Model Design Theory Tips/Tricks/Docs (for a card game agent)

I am currently trying to get a bit more into ML, for me that means playing with it in some context I know already or applying it to something interesting - either way I am aware this whole endeavor is a bit of stretch and having a good grasp on machine learning requires a good mathematical knowledge.

In my off time I have been recreating a digital copy of a table card game called Scout: For The Show and I had the great idea to try and make an autonomous agent based on Machine Learning for it (definitely the best starting idea /s but there is still a lot to learn in failures).

First, I did the naive thing, imagined the inputs and outputs from a players perspective - current hand, amount of turns taken, count of cards in other player hands, … but my intuition tells me this is in some way very wrong (?), the “shapes” of these inputs/outputs are weird - I don’t think the model would respond with a valid move anytime soon during training like this, if ever.

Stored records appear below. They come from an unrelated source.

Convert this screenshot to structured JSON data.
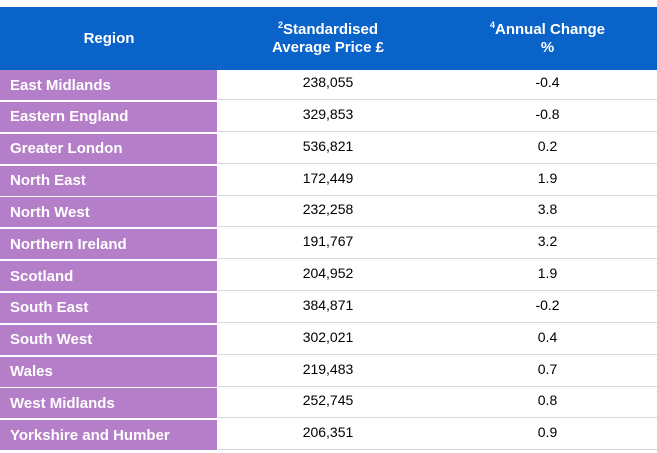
{
  "table": {
    "headers": {
      "region": "Region",
      "price_sup": "2",
      "price_line1": "Standardised",
      "price_line2": "Average Price £",
      "change_sup": "4",
      "change_line1": "Annual Change",
      "change_line2": "%"
    },
    "rows": [
      {
        "region": "East Midlands",
        "price": "238,055",
        "change": "-0.4"
      },
      {
        "region": "Eastern England",
        "price": "329,853",
        "change": "-0.8"
      },
      {
        "region": "Greater London",
        "price": "536,821",
        "change": "0.2"
      },
      {
        "region": "North East",
        "price": "172,449",
        "change": "1.9"
      },
      {
        "region": "North West",
        "price": "232,258",
        "change": "3.8"
      },
      {
        "region": "Northern Ireland",
        "price": "191,767",
        "change": "3.2"
      },
      {
        "region": "Scotland",
        "price": "204,952",
        "change": "1.9"
      },
      {
        "region": "South East",
        "price": "384,871",
        "change": "-0.2"
      },
      {
        "region": "South West",
        "price": "302,021",
        "change": "0.4"
      },
      {
        "region": "Wales",
        "price": "219,483",
        "change": "0.7"
      },
      {
        "region": "West Midlands",
        "price": "252,745",
        "change": "0.8"
      },
      {
        "region": "Yorkshire and Humber",
        "price": "206,351",
        "change": "0.9"
      }
    ]
  },
  "colors": {
    "header_bg": "#0a63c9",
    "region_bg": "#b57ec8"
  }
}
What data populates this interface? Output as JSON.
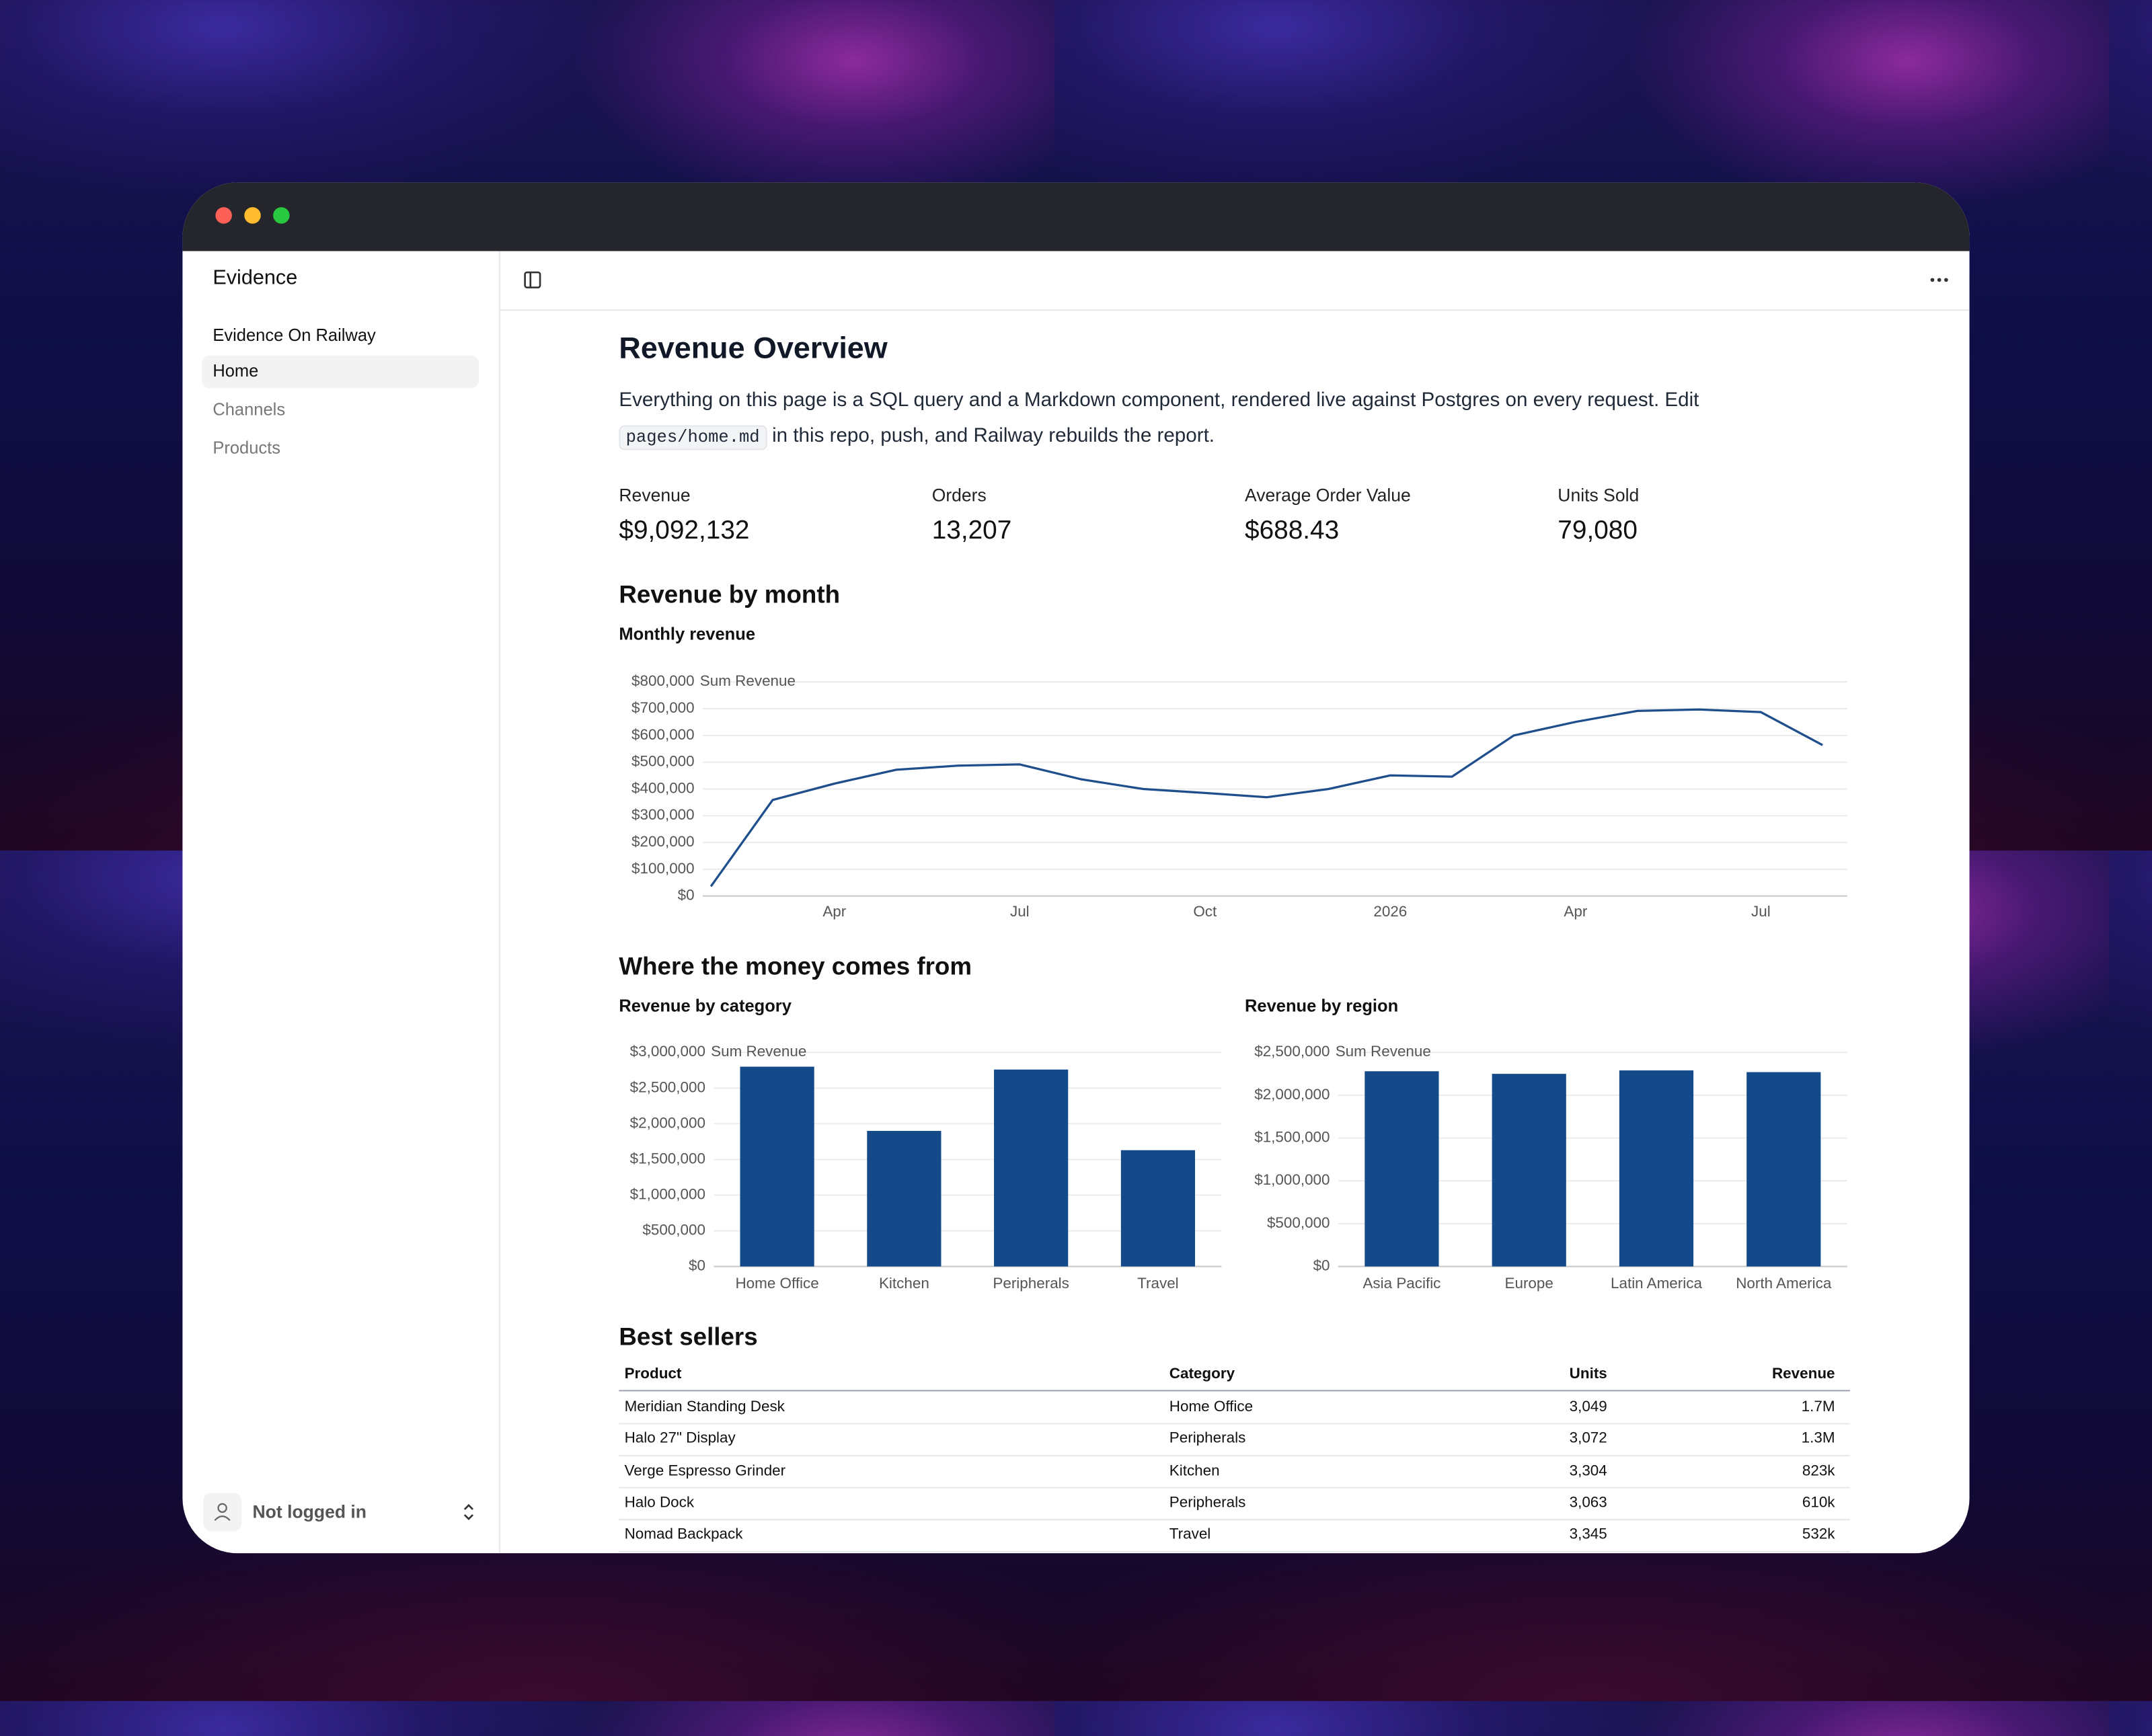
{
  "window": {
    "app_name": "Evidence"
  },
  "sidebar": {
    "section": "Evidence On Railway",
    "items": [
      "Home",
      "Channels",
      "Products"
    ],
    "user": "Not logged in"
  },
  "page": {
    "title": "Revenue Overview",
    "intro": {
      "before": "Everything on this page is a SQL query and a Markdown component, rendered live against Postgres on every request. Edit ",
      "code": "pages/home.md",
      "after": " in this repo, push, and Railway rebuilds the report."
    }
  },
  "kpis": [
    {
      "label": "Revenue",
      "value": "$9,092,132"
    },
    {
      "label": "Orders",
      "value": "13,207"
    },
    {
      "label": "Average Order Value",
      "value": "$688.43"
    },
    {
      "label": "Units Sold",
      "value": "79,080"
    }
  ],
  "sections": [
    "Revenue by month",
    "Where the money comes from",
    "Best sellers"
  ],
  "chart_data": [
    {
      "type": "line",
      "title": "Monthly revenue",
      "y_label": "Sum Revenue",
      "color": "#1f4e8c",
      "categories": [
        null,
        null,
        "Apr",
        null,
        null,
        "Jul",
        null,
        null,
        "Oct",
        null,
        null,
        "2026",
        null,
        null,
        "Apr",
        null,
        null,
        "Jul",
        null
      ],
      "values": [
        36000,
        359000,
        420000,
        472000,
        487000,
        492000,
        436000,
        400000,
        385000,
        369000,
        400000,
        451000,
        446000,
        600000,
        651000,
        692000,
        697000,
        687000,
        564000
      ],
      "ylim": [
        0,
        800000
      ],
      "yticks": [
        {
          "value": 0,
          "label": "$0"
        },
        {
          "value": 100000,
          "label": "$100,000"
        },
        {
          "value": 200000,
          "label": "$200,000"
        },
        {
          "value": 300000,
          "label": "$300,000"
        },
        {
          "value": 400000,
          "label": "$400,000"
        },
        {
          "value": 500000,
          "label": "$500,000"
        },
        {
          "value": 600000,
          "label": "$600,000"
        },
        {
          "value": 700000,
          "label": "$700,000"
        },
        {
          "value": 800000,
          "label": "$800,000"
        }
      ],
      "grid": true
    },
    {
      "type": "bar",
      "title": "Revenue by category",
      "y_label": "Sum Revenue",
      "color": "#154a8a",
      "categories": [
        "Home Office",
        "Kitchen",
        "Peripherals",
        "Travel"
      ],
      "values": [
        2800000,
        1900000,
        2760000,
        1630000
      ],
      "ylim": [
        0,
        3000000
      ],
      "yticks": [
        {
          "value": 0,
          "label": "$0"
        },
        {
          "value": 500000,
          "label": "$500,000"
        },
        {
          "value": 1000000,
          "label": "$1,000,000"
        },
        {
          "value": 1500000,
          "label": "$1,500,000"
        },
        {
          "value": 2000000,
          "label": "$2,000,000"
        },
        {
          "value": 2500000,
          "label": "$2,500,000"
        },
        {
          "value": 3000000,
          "label": "$3,000,000"
        }
      ],
      "grid": true
    },
    {
      "type": "bar",
      "title": "Revenue by region",
      "y_label": "Sum Revenue",
      "color": "#154a8a",
      "categories": [
        "Asia Pacific",
        "Europe",
        "Latin America",
        "North America"
      ],
      "values": [
        2280000,
        2250000,
        2290000,
        2270000
      ],
      "ylim": [
        0,
        2500000
      ],
      "yticks": [
        {
          "value": 0,
          "label": "$0"
        },
        {
          "value": 500000,
          "label": "$500,000"
        },
        {
          "value": 1000000,
          "label": "$1,000,000"
        },
        {
          "value": 1500000,
          "label": "$1,500,000"
        },
        {
          "value": 2000000,
          "label": "$2,000,000"
        },
        {
          "value": 2500000,
          "label": "$2,500,000"
        }
      ],
      "grid": true
    }
  ],
  "table": {
    "columns": [
      "Product",
      "Category",
      "Units",
      "Revenue"
    ],
    "rows": [
      [
        "Meridian Standing Desk",
        "Home Office",
        "3,049",
        "1.7M"
      ],
      [
        "Halo 27\" Display",
        "Peripherals",
        "3,072",
        "1.3M"
      ],
      [
        "Verge Espresso Grinder",
        "Kitchen",
        "3,304",
        "823k"
      ],
      [
        "Halo Dock",
        "Peripherals",
        "3,063",
        "610k"
      ],
      [
        "Nomad Backpack",
        "Travel",
        "3,345",
        "532k"
      ]
    ]
  }
}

Second, I’ve then searched far and wide for card games and machine learning and found some resources where they usually reduce the problem space as much as possible and apply the model only on a subset of the information (often represented in completely different formats/dimensions - Markov Decision Process).

Obviously I am not asking for the mathematical analysis of the game in question, in broad sense I am looking for any kind of pointers that might apply here, I am aware this is a very brute-force approach for something that should be carefully mathematically analyzed and from that a model could be derived.

Thanks for any pointers, wisdoms or ideas!


Notes:
I am coming from a software development background - Python mainly, so it’s not that far for me programming wise, and I have already played with YOLO models though only as user.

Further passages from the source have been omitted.